Repression, activités officielles et discours de Gaid Salah : La stratégie de redéploiement du système

La stratégie du pouvoir commence à devenir claire. Il procède à quelques changements de façade en adoptant la technique agricole du goutte à goutte. A Chaque vendredi mobilisateur, le chef d’état major répond par un mardi mystificateur. Il ne touche à rien au socle du régime mais procède à quelques retouches qui n’entame en rien le système qui l’a adopté, promu et propulsé à la première ligne.

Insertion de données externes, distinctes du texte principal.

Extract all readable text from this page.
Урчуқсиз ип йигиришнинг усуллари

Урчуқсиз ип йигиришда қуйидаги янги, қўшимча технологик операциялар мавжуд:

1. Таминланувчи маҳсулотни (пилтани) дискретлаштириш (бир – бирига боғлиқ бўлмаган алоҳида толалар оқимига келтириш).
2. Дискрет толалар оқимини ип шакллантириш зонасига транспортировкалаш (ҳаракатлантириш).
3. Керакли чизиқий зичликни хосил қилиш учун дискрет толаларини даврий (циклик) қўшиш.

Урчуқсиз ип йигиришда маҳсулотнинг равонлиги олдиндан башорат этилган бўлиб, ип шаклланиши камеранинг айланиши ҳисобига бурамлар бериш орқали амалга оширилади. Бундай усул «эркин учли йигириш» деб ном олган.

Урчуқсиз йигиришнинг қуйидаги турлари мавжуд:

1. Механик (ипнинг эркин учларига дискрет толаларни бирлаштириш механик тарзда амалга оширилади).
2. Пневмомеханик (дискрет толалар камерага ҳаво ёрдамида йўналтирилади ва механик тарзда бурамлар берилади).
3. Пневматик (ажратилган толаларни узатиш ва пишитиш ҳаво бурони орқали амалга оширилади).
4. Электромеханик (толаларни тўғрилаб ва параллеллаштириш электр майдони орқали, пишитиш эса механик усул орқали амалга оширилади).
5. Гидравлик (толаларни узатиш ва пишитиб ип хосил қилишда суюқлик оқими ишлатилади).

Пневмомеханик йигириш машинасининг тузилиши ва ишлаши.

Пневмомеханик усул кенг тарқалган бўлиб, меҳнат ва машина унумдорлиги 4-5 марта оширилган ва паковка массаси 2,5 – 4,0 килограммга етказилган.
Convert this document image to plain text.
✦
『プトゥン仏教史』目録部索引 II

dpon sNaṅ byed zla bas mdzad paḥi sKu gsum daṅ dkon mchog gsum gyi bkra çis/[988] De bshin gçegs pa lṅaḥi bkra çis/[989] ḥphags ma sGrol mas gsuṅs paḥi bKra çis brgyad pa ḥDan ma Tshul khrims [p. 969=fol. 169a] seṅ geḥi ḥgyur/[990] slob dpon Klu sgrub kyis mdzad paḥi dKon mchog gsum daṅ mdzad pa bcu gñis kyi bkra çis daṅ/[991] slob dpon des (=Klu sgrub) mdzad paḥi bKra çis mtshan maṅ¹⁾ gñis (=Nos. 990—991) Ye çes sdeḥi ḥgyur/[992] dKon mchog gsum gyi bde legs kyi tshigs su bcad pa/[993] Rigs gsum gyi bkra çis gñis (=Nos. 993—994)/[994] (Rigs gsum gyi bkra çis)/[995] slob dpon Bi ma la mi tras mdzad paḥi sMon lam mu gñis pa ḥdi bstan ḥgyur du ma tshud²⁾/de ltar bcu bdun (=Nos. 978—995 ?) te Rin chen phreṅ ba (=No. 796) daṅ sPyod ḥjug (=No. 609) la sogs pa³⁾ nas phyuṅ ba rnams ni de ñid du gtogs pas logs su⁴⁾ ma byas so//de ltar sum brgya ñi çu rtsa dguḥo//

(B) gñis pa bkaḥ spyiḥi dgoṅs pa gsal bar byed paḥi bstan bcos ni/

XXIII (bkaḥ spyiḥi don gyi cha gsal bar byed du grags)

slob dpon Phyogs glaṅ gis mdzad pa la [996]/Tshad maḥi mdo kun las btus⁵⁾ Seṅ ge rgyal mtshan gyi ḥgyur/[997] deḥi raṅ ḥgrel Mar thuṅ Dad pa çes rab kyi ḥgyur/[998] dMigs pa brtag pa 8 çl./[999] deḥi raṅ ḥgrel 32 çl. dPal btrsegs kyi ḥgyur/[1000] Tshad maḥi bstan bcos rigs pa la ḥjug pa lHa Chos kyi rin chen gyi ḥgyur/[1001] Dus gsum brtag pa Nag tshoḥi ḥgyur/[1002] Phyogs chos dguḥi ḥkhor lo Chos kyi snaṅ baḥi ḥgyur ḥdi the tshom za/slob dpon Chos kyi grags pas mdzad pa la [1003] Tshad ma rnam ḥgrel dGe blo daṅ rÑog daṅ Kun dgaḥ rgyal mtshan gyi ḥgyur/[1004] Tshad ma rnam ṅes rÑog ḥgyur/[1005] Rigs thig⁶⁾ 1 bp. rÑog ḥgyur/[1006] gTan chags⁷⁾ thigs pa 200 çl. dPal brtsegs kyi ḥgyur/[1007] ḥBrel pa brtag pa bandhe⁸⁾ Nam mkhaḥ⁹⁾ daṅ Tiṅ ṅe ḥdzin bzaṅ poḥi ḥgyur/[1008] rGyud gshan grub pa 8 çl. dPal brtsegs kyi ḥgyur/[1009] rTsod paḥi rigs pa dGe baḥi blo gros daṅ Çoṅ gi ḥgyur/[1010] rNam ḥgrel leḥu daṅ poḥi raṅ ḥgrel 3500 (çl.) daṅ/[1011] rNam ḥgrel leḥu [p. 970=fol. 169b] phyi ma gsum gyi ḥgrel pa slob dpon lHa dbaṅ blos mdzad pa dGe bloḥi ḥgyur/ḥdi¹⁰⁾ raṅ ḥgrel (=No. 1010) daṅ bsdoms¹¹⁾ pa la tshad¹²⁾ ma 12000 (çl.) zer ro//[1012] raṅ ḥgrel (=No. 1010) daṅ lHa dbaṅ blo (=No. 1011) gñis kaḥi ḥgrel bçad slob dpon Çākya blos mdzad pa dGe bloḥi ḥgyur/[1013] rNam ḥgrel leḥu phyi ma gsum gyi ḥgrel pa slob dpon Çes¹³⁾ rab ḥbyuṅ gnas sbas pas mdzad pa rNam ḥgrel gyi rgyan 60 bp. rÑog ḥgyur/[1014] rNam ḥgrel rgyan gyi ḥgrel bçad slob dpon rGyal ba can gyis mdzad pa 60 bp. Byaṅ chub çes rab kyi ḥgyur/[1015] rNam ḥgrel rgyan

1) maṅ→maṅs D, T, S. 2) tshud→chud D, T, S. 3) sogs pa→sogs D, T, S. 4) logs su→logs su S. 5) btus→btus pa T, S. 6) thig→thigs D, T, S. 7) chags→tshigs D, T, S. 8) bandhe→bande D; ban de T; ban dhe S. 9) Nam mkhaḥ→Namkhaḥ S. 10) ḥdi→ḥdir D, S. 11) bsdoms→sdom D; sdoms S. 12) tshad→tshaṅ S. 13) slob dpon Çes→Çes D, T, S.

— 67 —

Depuis le 22 février, le général de corps de l’Armée est devenue le chef d’orchestre d’une partition du régime qui agace. Dans sa case d’objectifs ciblés : la faiblesse de la dynamique, arriver à imposer un fait accompli et, biensûr, s’imposer comme« l’unique Sauveur » d’une nation en crise.

Dans cet espoir perdu d’affaiblir la dynamique citoyenne, Gaid Salah compte sur le facteur temps. Mais pas que ça. Il laisse faire la machine répressive des forces de l’ordre. Ces dernières usent de bombes lacrymogènes à volonté pour dissuader les familles de revenir lors des prochaines marches et grogner un peu dans le chiffre des manifestants. Elles conduisent des femmes au commissariat, les déshabillent avant de les libérer au milieu de la nuit pour terroriser la gente féminine et la désolidariser du corps du mouvement. Elles filtrent les accès de la capitale pour dégrossir les rangs des manifestants à Alger. Gaïd Salah a même tenté le diable en suggérant, sans le dire expressément, que le drapeau amazigh est une atteinte à  l’un des symboles de l’État les plus chers à la natio, à savoir l’emblème national. Et il n’est pas un pur hasard si le lendemain, les forces de l’ordre ont ouvert la chasse aux drapeaux amazighs. Le but de cette manœuvre est de créer un schisme dans le corps du peuple Algérie uni dans son objectif de faire tomber le système, cher à Gaïd Salah.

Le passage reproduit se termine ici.